Architektur und Akteure

Der Wiederaufbau nach dem Zweiten Weltkrieg bedeutete für die europäischen Nachkriegsgesellschaften erhebliche Herausforderungen. Drängende Bauaufgaben verbanden sich mit fundamental veränderten wirtschaftlichen und politischen Rahmenbedingungen, der Wiederaufbau musste nicht selten als Symbol für ein neues staatliches Selbstverständnis herhalten. Der jüngst erschienene Sammelband „Architektur und Akteure“ beleuchtet diese Epoche und öffnet den Diskurs für soziologische und gesellschaftswissenschaftliche Perspektiven. Er ist das Ergebnis einer Fachtagung, die 2017 an der TU München stattfand.

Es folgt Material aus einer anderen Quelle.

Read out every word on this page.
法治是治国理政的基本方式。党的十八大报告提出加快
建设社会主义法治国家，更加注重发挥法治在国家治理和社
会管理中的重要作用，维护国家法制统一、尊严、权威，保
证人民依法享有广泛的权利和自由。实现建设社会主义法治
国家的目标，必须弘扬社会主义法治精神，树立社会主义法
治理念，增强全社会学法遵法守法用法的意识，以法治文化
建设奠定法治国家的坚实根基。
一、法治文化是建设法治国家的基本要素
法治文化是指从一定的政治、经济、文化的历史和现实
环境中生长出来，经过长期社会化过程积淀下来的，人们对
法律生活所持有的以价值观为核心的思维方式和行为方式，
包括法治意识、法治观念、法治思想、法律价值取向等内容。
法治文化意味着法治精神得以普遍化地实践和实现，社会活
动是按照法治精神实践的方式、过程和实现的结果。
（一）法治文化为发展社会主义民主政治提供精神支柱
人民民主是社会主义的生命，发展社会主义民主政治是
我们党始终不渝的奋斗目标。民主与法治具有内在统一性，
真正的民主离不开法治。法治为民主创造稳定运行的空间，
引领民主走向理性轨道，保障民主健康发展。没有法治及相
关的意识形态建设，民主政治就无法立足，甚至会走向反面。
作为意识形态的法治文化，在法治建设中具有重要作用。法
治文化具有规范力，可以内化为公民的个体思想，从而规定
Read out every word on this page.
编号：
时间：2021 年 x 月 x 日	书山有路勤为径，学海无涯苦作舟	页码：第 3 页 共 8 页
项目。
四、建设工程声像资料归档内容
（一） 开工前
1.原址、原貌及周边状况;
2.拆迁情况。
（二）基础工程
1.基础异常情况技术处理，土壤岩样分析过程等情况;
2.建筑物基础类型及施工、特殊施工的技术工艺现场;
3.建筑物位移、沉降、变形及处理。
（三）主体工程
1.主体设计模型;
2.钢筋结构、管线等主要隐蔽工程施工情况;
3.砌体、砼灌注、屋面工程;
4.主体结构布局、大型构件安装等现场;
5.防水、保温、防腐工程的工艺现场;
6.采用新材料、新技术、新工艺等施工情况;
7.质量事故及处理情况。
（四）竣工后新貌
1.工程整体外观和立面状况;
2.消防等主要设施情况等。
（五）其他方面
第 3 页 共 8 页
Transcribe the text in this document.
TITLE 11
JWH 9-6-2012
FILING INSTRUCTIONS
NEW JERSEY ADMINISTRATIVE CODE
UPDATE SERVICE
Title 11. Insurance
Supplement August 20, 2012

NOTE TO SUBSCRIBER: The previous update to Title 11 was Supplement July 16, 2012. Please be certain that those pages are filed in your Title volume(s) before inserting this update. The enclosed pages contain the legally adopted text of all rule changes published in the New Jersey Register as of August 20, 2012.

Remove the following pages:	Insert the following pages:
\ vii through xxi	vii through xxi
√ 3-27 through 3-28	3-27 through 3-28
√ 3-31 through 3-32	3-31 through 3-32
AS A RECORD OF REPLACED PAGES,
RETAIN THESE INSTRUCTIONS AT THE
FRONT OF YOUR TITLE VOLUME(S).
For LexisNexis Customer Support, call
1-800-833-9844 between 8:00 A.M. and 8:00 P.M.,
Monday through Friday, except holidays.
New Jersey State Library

Bei den titelgebenden Akteuren handelt es sich nicht nur um Architekten. Vielmehr identifizieren die versammelten Aufsätze spezifische Personenkonstellationen aus Architektur, Politik, Publizistik, Privatwirtschaft und Zivilgesellschaft, die maßgeblichen Einfluss auf den Wiederaufbau nahmen und den Architekturdiskurs prägten. Obwohl die Akteure mit vormals gängiger Praxis in vielerlei Hinsicht brachen, erwiesen sich personelle Netzwerke und Seilschaften aus der Zeit vor 1945 als stabil. Die versammelten 15 Fachaufsätze beleuchten entsprechende historische Prozesse in Ost- und Westdeutschland, den Niederlanden, Jugoslawien, Italien und der Schweiz. Die Herausgeberin Regine Heß liefert darüber hinaus in der Einleitung und einem vertiefenden Aufsatz neue methodische Ansätze zum Themenkomplex. (jr, 1.8.18)

Heß, Regine (Hg.), Architektur und Akteure. Praxis und Öffentlichkeit in der Nachkriegsgesellschaft, Transcript Verlag, Bielefeld 2018, ISBN: 978-3-8376-4094-6.